Hi, I'm Deborah and I'm addicted to food. My addiction has led me to obesity. I was an overweight newborn and an overweight child, and I'm an overweight adult. Sure my upbringing played a role, but I can't place the lion share of the blame on my family. I know that I overeat, I know that I shouldn't eat the things I do. I could probably write a terrible book on nutrition. I've starved on all the diets, choked down all the pills. Yet here I am. 261lbs. Enough is enough!
I've started treatment at the Beaumont Weight Control Center in Michigan. I am strongly considering Gastric Bypass. I've already attended my first appoint. I have six months of mandatory treatment which I have no problem with. I need to take this time to prepare both physically in emotionally. I have so many plans and goals. I'll be using this blog to help me stay focused and motivated.
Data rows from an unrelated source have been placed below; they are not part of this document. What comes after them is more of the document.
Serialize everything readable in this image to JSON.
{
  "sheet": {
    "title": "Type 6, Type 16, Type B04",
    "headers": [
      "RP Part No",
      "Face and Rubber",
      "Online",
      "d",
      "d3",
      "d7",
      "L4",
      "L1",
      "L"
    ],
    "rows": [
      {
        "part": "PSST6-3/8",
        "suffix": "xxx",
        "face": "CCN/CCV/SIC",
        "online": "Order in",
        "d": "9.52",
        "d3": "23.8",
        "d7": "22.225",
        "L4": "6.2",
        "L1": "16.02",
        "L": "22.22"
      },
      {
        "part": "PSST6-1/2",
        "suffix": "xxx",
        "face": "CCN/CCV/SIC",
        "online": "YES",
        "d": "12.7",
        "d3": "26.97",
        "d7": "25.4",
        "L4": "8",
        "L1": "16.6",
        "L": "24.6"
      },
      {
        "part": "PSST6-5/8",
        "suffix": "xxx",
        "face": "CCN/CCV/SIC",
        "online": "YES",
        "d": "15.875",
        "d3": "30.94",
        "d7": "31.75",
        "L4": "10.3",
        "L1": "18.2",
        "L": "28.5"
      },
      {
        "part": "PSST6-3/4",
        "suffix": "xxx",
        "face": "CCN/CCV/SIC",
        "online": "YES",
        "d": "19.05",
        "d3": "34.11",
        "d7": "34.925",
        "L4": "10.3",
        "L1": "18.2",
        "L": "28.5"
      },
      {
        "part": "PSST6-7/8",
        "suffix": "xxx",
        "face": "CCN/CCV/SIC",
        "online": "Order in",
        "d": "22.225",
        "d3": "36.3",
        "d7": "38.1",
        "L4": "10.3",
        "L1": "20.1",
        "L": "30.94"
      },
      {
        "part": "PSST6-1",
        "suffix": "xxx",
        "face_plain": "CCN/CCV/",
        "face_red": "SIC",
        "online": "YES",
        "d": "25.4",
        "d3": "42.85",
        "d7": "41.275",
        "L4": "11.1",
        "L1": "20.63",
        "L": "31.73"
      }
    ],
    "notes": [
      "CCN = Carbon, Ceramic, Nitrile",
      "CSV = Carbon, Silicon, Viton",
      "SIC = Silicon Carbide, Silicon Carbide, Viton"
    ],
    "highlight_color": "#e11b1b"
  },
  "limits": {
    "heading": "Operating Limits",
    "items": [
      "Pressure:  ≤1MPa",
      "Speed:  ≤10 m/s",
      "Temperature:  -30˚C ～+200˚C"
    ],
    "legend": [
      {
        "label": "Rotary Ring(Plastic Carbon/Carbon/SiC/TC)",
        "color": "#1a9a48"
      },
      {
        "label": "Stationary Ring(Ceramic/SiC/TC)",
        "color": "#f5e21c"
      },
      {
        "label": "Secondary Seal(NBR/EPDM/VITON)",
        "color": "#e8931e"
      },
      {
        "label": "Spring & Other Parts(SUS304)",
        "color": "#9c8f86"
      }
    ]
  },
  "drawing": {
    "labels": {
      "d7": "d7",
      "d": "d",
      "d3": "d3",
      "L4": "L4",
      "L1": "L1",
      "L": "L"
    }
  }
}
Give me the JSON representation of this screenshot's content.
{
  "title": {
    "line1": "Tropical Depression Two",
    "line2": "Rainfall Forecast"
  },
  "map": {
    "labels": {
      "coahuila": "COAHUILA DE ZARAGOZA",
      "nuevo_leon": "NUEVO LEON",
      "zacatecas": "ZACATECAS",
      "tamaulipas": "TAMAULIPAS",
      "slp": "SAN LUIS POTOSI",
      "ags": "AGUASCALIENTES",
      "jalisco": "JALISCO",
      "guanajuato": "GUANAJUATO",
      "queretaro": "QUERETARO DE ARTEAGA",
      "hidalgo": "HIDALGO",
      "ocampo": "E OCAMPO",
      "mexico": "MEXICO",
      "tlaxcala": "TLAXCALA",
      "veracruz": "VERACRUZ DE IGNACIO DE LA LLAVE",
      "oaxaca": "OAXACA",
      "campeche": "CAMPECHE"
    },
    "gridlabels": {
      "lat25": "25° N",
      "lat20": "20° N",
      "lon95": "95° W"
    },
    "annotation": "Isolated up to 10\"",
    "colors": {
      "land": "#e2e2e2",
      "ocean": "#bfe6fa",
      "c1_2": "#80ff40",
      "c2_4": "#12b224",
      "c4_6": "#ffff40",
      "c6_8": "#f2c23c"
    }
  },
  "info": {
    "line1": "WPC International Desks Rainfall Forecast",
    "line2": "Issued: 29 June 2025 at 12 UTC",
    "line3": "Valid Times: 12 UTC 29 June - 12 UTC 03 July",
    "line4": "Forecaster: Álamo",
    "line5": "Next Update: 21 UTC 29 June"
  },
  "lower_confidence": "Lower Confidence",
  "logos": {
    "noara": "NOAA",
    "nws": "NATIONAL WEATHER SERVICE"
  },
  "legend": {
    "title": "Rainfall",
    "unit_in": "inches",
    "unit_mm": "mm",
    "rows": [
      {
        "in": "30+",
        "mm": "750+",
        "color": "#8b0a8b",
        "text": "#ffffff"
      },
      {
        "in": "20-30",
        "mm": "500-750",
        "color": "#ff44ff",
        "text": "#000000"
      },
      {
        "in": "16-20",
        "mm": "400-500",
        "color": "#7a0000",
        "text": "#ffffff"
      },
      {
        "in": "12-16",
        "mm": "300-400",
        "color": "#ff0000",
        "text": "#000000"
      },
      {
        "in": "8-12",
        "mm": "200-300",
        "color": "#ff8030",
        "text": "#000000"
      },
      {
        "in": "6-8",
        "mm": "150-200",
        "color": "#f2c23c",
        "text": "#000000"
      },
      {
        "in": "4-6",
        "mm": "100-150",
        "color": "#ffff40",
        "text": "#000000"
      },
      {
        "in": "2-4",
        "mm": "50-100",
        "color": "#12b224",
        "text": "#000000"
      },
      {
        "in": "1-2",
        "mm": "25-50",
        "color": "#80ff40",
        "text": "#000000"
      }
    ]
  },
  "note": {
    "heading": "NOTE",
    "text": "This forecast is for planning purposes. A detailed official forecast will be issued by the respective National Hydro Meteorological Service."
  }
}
This blog will discuss my personal feelings. Needless to say, idgaf if something offends (within the rules of the site of course), this is my "safe space". If you don't like to look to the upper left corner of your screen, there you will find the back button.
I'm writing from the perspective of a 27 yeard old Black women, born and raised in the city of Detroit. I'm not the most articulate, or the highest educated, but I love to learn and to grow. I am however done growing sideways *smile*. Right now I'm spending my time reading this site. I have a PCP visit coming up, and my psych eval, NUT and exercise ed visit next week.
When I post again I'm going to outline my health goals both short and long term. I'll also talk about how those visits went. Until then I'll hop around the forums, and start planning my heal vision board. More on that later.